Personal information
- Born: September 16, 1938 Sarnia, Ontario, Canada
- Died: July 6, 2008 (aged 69) Vancouver, British Columbia, Canada

Career history
- 1975–1986: BC Lions
- 1987–1991: Dallas Cowboys
- 1992–1994: Phoenix Cardinals
- 1995: Philadelphia Eagles
- 1996–2000: Miami Dolphins
- 2001: Las Vegas Outlaws
- 2002–2008: BC Lions

Awards and highlights
- instrumental in the development of the short lived XFL.; BC Amateur Football Builders Award, 1980; Schenley Award (1986); Special Award Contribution to Junior Football - British Columbia; Bob Ackles Day - Vancouver, 1986; Key to the City of Vancouver, 1986; Key to the City of Kelowna, 1986;
- Canadian Football Hall of Fame (Class of 2002)

= Bob Ackles =

Sports executive (1938–2008)

Robert Ackles (September 16, 1938 – July 6, 2008) was a Canadian Football League executive for the BC Lions. He also was an American football executive in the National Football League. He was inducted into the Canadian Football Hall of Fame in 2002.

==Early life==
Ackles was born in Sarnia, Ontario and joined the BC Lions as a water boy in their founding year, 1954, at the age of 16.

==Professional career==
Ackles grew professionally through the ranks of the BC Lions organization. He worked his way through his college studies as the Lions' equipment manager. He became the director of football development in 1966 and assistant general manager in 1971. He was promoted to general manager in 1975, a position he held for 11 years until 1986. He would perform virtually every administrative duty during his 32-year career with the BC Lions. Under his leadership, the BC Lions became one of the CFL's winningest teams, moved into a new stadium and built a new training facility. In 1985, the club won the Grey Cup.

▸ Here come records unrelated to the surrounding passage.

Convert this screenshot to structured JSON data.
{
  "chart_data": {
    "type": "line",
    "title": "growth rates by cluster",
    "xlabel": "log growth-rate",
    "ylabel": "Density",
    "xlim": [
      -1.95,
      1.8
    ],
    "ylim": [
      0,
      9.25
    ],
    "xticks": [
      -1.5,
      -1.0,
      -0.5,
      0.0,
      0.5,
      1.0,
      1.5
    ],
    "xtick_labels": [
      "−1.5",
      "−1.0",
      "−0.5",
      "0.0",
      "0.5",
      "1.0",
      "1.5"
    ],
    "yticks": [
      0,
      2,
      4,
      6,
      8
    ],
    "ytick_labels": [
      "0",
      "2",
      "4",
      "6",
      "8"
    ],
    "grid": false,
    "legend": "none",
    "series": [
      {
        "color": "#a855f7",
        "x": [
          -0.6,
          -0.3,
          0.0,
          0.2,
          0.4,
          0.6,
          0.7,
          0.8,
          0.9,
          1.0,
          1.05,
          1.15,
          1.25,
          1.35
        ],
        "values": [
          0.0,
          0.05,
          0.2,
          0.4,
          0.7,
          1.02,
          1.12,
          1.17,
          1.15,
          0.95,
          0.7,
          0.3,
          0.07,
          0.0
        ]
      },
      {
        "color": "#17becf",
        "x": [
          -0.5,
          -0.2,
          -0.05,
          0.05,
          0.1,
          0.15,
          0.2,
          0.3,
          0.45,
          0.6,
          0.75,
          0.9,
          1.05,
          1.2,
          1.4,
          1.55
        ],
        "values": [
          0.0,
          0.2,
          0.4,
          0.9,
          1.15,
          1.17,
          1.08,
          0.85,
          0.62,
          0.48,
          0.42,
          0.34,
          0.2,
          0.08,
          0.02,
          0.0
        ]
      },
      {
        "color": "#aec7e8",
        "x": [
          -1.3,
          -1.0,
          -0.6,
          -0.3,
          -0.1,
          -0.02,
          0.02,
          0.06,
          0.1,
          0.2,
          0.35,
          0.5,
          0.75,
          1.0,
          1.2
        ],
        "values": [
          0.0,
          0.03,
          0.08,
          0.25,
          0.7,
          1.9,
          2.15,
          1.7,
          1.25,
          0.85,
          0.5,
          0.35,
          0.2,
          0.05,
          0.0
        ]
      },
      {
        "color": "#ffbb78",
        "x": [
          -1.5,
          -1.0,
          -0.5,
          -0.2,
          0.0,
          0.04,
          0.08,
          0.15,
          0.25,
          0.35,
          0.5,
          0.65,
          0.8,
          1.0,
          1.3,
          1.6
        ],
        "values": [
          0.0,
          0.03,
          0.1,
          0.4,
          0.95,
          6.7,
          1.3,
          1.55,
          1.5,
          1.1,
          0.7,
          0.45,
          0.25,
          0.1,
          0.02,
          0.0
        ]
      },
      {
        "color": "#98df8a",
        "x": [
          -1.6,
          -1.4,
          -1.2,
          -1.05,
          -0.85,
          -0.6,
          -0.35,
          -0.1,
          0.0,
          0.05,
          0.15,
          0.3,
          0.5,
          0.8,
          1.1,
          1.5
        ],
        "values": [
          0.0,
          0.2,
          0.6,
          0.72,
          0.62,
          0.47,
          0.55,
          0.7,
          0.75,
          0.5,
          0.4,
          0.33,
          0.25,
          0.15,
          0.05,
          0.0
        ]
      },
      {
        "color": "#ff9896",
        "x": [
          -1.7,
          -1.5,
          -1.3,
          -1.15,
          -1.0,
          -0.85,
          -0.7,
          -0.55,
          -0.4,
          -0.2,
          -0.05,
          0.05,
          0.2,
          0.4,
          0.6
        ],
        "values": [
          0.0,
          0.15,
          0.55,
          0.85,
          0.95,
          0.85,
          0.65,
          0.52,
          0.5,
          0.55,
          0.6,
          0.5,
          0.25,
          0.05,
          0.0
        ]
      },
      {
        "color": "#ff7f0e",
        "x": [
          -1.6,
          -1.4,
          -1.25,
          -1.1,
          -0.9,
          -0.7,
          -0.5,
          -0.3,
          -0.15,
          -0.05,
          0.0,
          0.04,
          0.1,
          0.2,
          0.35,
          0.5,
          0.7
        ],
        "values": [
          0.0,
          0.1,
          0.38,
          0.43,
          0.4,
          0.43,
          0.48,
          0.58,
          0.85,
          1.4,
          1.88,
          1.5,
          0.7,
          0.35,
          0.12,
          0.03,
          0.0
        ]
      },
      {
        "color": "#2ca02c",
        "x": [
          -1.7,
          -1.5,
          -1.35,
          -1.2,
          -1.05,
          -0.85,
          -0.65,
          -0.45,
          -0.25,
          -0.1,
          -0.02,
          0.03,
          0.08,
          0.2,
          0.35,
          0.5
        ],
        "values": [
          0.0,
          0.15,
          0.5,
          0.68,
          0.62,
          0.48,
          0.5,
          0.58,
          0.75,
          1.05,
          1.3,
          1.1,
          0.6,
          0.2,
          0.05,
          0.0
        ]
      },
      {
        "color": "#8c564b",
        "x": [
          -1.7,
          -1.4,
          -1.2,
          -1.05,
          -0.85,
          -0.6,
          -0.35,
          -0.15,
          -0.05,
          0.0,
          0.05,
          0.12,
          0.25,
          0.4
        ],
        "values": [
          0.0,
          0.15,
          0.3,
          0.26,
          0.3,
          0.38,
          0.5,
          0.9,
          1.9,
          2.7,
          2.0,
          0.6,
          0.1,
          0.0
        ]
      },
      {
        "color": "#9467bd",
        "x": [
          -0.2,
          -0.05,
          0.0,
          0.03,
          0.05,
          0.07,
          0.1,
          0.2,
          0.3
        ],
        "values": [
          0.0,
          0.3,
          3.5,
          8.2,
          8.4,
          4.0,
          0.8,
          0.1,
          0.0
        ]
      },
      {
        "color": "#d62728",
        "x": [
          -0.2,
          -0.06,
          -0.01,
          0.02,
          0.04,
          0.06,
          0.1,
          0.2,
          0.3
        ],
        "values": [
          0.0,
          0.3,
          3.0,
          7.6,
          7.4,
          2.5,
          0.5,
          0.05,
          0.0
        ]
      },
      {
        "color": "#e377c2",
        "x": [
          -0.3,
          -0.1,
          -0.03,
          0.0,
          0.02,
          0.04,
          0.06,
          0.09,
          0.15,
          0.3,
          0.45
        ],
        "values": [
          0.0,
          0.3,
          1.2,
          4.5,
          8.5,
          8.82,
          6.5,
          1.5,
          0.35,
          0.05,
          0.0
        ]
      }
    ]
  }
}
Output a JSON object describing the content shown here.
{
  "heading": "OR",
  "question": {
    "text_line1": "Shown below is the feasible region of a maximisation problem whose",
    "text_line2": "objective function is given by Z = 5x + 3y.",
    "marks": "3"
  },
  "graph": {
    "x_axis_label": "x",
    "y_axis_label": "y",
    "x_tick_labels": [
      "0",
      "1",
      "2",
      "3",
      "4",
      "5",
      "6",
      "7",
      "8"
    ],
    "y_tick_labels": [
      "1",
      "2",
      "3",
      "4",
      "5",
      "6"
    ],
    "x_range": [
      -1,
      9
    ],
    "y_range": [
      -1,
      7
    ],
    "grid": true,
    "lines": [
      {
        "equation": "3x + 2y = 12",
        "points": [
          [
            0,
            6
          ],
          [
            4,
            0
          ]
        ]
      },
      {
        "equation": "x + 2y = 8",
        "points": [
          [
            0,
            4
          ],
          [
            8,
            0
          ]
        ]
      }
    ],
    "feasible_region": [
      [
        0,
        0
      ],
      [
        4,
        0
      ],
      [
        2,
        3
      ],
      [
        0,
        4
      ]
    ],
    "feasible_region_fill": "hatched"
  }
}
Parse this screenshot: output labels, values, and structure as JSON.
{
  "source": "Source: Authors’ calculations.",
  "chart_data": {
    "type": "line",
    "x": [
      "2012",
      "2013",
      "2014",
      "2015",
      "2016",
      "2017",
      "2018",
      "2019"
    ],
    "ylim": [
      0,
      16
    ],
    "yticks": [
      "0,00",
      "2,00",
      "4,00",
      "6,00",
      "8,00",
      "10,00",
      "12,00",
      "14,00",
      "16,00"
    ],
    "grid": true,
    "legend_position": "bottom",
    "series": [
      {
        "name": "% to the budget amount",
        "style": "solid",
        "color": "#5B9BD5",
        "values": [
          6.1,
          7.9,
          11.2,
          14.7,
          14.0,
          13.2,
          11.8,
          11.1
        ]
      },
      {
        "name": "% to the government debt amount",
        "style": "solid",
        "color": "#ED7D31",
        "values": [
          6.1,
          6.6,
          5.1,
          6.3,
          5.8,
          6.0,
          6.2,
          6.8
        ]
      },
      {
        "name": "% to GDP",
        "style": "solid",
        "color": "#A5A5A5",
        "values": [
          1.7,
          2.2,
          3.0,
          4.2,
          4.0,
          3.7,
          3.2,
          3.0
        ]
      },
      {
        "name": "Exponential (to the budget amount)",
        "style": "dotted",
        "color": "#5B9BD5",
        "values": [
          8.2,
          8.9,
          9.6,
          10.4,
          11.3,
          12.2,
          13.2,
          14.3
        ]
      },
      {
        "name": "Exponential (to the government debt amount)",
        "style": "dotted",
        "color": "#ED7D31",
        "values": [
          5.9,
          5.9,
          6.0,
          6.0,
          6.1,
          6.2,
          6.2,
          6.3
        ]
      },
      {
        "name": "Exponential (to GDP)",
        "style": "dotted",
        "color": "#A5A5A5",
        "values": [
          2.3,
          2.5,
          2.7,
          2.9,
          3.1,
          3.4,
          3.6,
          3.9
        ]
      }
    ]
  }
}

In July 1986, he joined the Dallas Cowboys as the franchise's first Director of Pro Personnel. In May 1989, he was named the Cowboys' Director of Player Personnel.

Ackles was instrumental in the development of the XFL. The XFL disbanded after its lone season in 2001. The following year, in 2002, Ackles returned to the Lions as President and CEO, a position he held until his death of a myocardial infarction on July 6, 2008.

Ackles' autobiography, The Water Boy, was published in 2007 and recounted his life and time in all three leagues and the future of the CFL. Ackles was inducted into the Canadian Football Hall of Fame as a Builder in 2002, the BC Sports Hall of Fame in 2004, and is the only non-player to ever be awarded the Schenley Award (1986).